When President Trump signed his executive order on Wednesday to start construction on his border wall along the U.S.-Mexico border, one of the big questions was where the money will come from. Trump has long promised he will somehow get Mexico to pay for building the wall, though he has recently switched to promising Mexico will reimburse U.S. taxpayers. Mexican President Enrique Peña Nieto reiterated on Wednesday that Mexico will do no such thing. On MSNBC Wednesday evening, House Speaker Paul Ryan said taxpayers will foot the bill, at least for now, and agreed it will cost them billions.
"Well, first off, we're going to pay for it and front the money up," he told Greta Van Susteren. "There are a lot of different ways of getting Mexico to contribute to doing this, and there are different ways to defining how exactly they pay for it. Point is, he has a promise he made to the American people, which is to secure our border — a wall is a big part of that. We agree with that goal, and we will be working with him to finance construction of the physical barrier, including the wall, on the southern border."
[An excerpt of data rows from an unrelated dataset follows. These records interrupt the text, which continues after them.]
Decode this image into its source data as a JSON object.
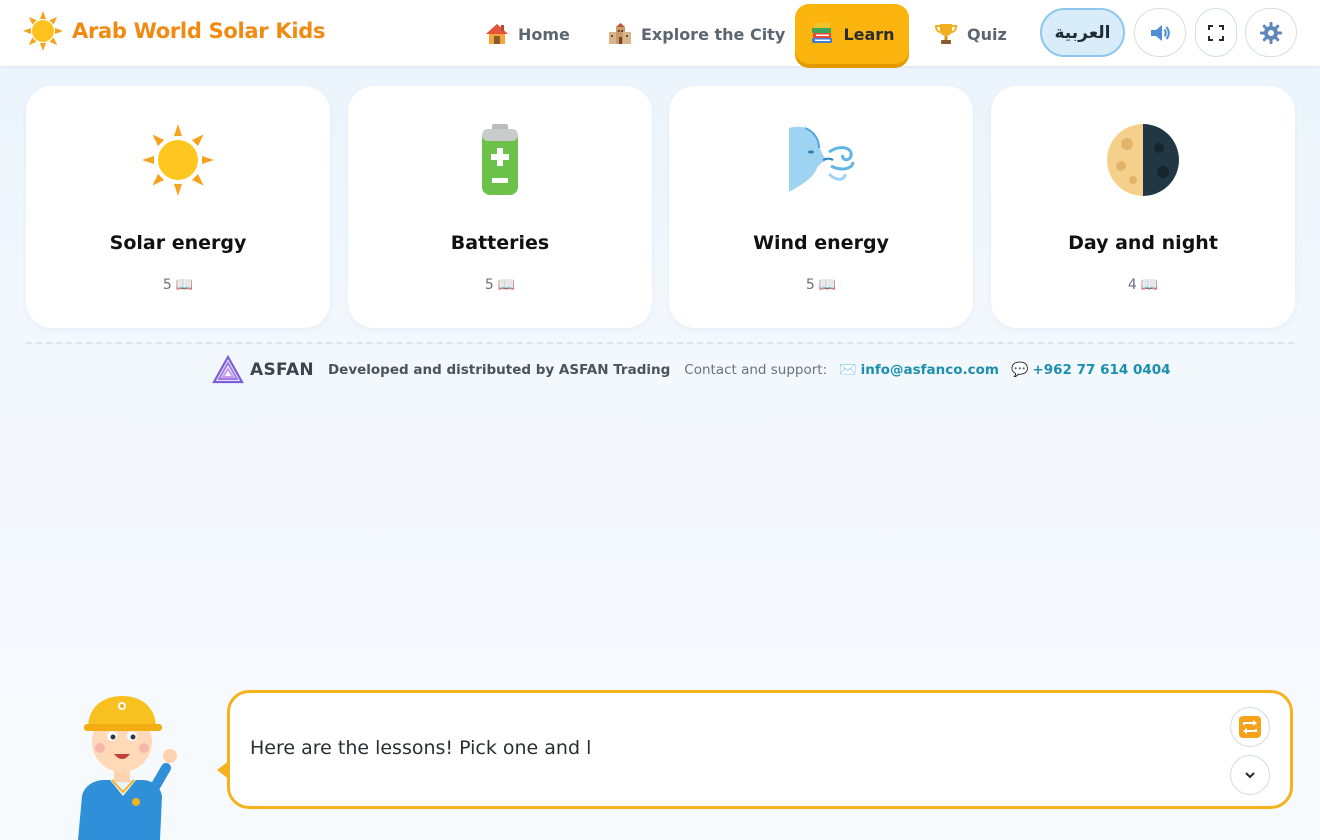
{
  "header": {
    "app_title": "Arab World Solar Kids",
    "nav": [
      {
        "label": "Home",
        "icon": "house-icon"
      },
      {
        "label": "Explore the City",
        "icon": "city-buildings-icon"
      },
      {
        "label": "Learn",
        "icon": "books-icon",
        "active": true
      },
      {
        "label": "Quiz",
        "icon": "trophy-icon"
      }
    ],
    "language_button": "العربية",
    "sound_icon": "speaker-icon",
    "fullscreen_icon": "fullscreen-icon",
    "settings_icon": "gear-icon"
  },
  "lessons": [
    {
      "title": "Solar energy",
      "count": "5",
      "icon": "sun-icon"
    },
    {
      "title": "Batteries",
      "count": "5",
      "icon": "battery-icon"
    },
    {
      "title": "Wind energy",
      "count": "5",
      "icon": "wind-face-icon"
    },
    {
      "title": "Day and night",
      "count": "4",
      "icon": "half-moon-icon"
    }
  ],
  "footer": {
    "brand": "ASFAN",
    "developed_by": "Developed and distributed by ASFAN Trading",
    "contact_label": "Contact and support:",
    "email": "info@asfanco.com",
    "phone": "+962 77 614 0404"
  },
  "speech": {
    "text": "Here are the lessons! Pick one and l",
    "replay_icon": "repeat-icon",
    "collapse_icon": "chevron-down-icon"
  },
  "colors": {
    "brand_orange": "#f08a12",
    "active_tab": "#fcb40e",
    "speech_border": "#f6b21a",
    "link_teal": "#1a8fb0",
    "language_bg": "#d8ecfa"
  }
}
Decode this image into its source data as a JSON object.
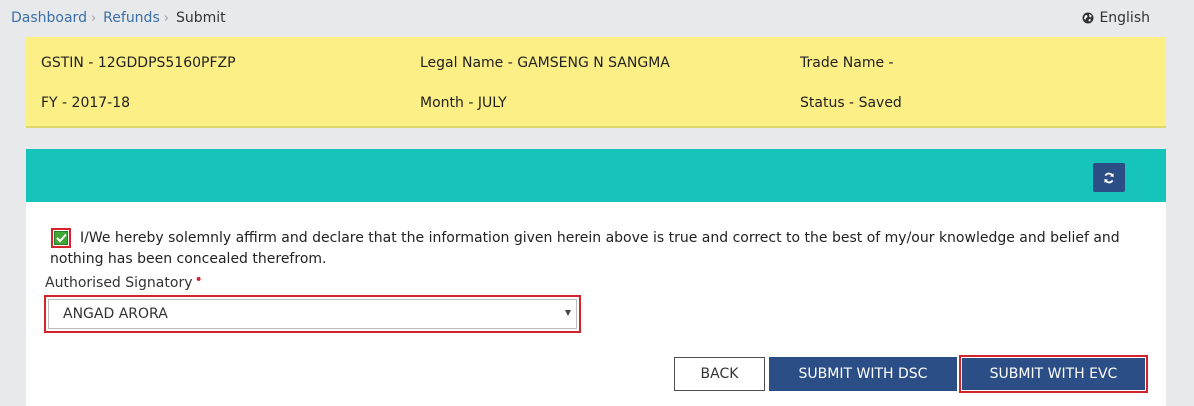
{
  "breadcrumb": {
    "items": [
      "Dashboard",
      "Refunds"
    ],
    "current": "Submit"
  },
  "language": {
    "label": "English",
    "icon": "globe-icon"
  },
  "info": {
    "gstin": "GSTIN - 12GDDPS5160PFZP",
    "legal_name": "Legal Name - GAMSENG N SANGMA",
    "trade_name": "Trade Name -",
    "fy": "FY - 2017-18",
    "month": "Month - JULY",
    "status": "Status - Saved"
  },
  "panel": {
    "refresh_icon": "refresh-icon"
  },
  "declaration": {
    "checked": true,
    "text": "I/We hereby solemnly affirm and declare that the information given herein above is true and correct to the best of my/our knowledge and belief and nothing has been concealed therefrom."
  },
  "signatory": {
    "label": "Authorised Signatory",
    "required_mark": "•",
    "selected": "ANGAD ARORA"
  },
  "buttons": {
    "back": "BACK",
    "submit_dsc": "SUBMIT WITH DSC",
    "submit_evc": "SUBMIT WITH EVC"
  },
  "colors": {
    "info_bg": "#fcef85",
    "panel_header": "#17c4bb",
    "primary": "#2c4e86",
    "highlight": "#d3232f",
    "check": "#3fa836"
  }
}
"The law is already on the books — I voted for it like 10 years ago — but nothing has gotten done, and now we have a president who actually wants to secure the border," Ryan said. "I think a lot of people want to secure the border, on both sides of the aisles," Van Susteren said, "but the estimates are $8 billion to $14 billion..." "That's about right," Ryan agreed.
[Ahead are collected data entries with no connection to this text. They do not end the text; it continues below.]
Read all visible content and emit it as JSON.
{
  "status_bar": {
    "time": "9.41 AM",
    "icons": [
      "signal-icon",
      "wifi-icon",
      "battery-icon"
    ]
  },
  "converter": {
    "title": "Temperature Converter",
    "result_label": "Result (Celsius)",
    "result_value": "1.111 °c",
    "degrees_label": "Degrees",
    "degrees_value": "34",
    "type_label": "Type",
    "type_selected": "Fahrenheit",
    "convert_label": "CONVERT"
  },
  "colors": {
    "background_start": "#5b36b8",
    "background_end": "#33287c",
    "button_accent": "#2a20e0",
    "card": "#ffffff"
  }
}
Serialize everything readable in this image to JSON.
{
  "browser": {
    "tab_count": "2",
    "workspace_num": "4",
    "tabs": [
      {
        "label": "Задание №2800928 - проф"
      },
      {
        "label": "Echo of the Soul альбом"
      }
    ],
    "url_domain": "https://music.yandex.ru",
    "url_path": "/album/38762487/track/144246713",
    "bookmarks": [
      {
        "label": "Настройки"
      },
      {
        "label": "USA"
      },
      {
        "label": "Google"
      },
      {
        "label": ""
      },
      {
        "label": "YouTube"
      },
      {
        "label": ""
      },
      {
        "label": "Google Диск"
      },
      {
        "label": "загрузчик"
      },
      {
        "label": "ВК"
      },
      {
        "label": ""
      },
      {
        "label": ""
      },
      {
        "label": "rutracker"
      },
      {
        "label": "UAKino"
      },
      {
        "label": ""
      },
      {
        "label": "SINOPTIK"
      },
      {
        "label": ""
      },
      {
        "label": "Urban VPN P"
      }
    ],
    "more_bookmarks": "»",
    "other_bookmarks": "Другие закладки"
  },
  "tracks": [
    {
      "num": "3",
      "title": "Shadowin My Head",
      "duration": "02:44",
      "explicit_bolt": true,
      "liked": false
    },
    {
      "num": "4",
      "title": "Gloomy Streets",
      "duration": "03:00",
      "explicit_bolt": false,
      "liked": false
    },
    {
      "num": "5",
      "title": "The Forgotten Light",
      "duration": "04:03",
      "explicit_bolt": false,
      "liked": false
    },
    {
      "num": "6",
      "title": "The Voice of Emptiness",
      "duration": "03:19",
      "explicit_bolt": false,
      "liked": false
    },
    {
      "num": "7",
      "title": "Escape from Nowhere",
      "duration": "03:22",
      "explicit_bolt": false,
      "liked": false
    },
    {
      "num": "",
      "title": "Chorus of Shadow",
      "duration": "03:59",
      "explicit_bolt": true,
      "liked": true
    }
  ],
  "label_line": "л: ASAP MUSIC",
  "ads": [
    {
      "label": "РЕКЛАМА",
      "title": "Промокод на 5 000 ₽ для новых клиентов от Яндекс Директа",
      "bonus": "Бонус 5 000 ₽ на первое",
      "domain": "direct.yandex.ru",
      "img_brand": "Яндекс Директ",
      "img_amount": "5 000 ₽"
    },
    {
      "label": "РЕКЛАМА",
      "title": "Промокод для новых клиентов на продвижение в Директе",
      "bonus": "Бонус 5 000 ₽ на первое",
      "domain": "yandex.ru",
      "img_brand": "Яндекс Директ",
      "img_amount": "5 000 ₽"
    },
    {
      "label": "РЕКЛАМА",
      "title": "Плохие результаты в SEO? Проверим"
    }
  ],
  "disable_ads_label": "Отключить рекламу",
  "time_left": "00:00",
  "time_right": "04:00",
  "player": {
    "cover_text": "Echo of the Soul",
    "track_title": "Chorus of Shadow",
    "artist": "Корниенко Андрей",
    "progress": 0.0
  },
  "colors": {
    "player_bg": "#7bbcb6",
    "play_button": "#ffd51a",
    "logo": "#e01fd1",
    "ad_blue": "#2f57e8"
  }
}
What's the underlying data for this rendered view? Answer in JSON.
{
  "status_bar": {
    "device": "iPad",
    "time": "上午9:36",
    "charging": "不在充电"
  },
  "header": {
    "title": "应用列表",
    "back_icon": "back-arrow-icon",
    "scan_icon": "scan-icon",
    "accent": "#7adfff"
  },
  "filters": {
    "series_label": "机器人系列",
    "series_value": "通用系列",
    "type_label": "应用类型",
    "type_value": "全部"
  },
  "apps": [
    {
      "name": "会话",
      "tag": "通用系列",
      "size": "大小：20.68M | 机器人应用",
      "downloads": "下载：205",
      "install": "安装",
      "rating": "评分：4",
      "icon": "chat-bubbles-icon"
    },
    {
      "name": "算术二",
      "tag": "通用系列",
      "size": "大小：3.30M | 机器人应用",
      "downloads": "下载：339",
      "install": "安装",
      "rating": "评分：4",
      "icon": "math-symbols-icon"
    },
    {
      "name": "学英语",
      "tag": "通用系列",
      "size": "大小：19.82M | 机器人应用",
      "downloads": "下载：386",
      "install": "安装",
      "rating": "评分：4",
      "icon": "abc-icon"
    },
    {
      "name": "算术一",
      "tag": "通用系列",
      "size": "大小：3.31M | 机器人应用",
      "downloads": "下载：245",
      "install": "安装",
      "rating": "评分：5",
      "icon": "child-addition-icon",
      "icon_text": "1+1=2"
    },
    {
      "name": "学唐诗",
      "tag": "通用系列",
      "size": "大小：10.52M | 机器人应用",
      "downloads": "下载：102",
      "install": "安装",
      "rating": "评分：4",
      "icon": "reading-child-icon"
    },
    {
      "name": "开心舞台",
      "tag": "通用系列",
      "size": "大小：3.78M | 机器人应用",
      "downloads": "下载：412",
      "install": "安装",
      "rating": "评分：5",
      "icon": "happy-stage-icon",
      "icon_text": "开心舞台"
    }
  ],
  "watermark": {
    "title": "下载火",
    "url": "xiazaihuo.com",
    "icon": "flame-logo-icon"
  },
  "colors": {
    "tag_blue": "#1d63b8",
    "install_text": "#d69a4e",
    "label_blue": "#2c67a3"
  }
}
The 2006 law Ryan is referring to, the Secure Fence Act, authorized the construction of 700 miles of fencing along the U.S.-Mexico border, and the Bush and Obama administrations built along 652 of those miles; Congress would not only have to appropriate the money — an independent study estimated the cost at up to $25 billion — but also authorize construction of more barriers. The U.S. has already spent more than $7 billion on border fencing, and not only will a new wall add significantly to those costs, the roads built to construct the wall may well help drug and human traffickers experts say will find ways to circumvent any wall, anyway.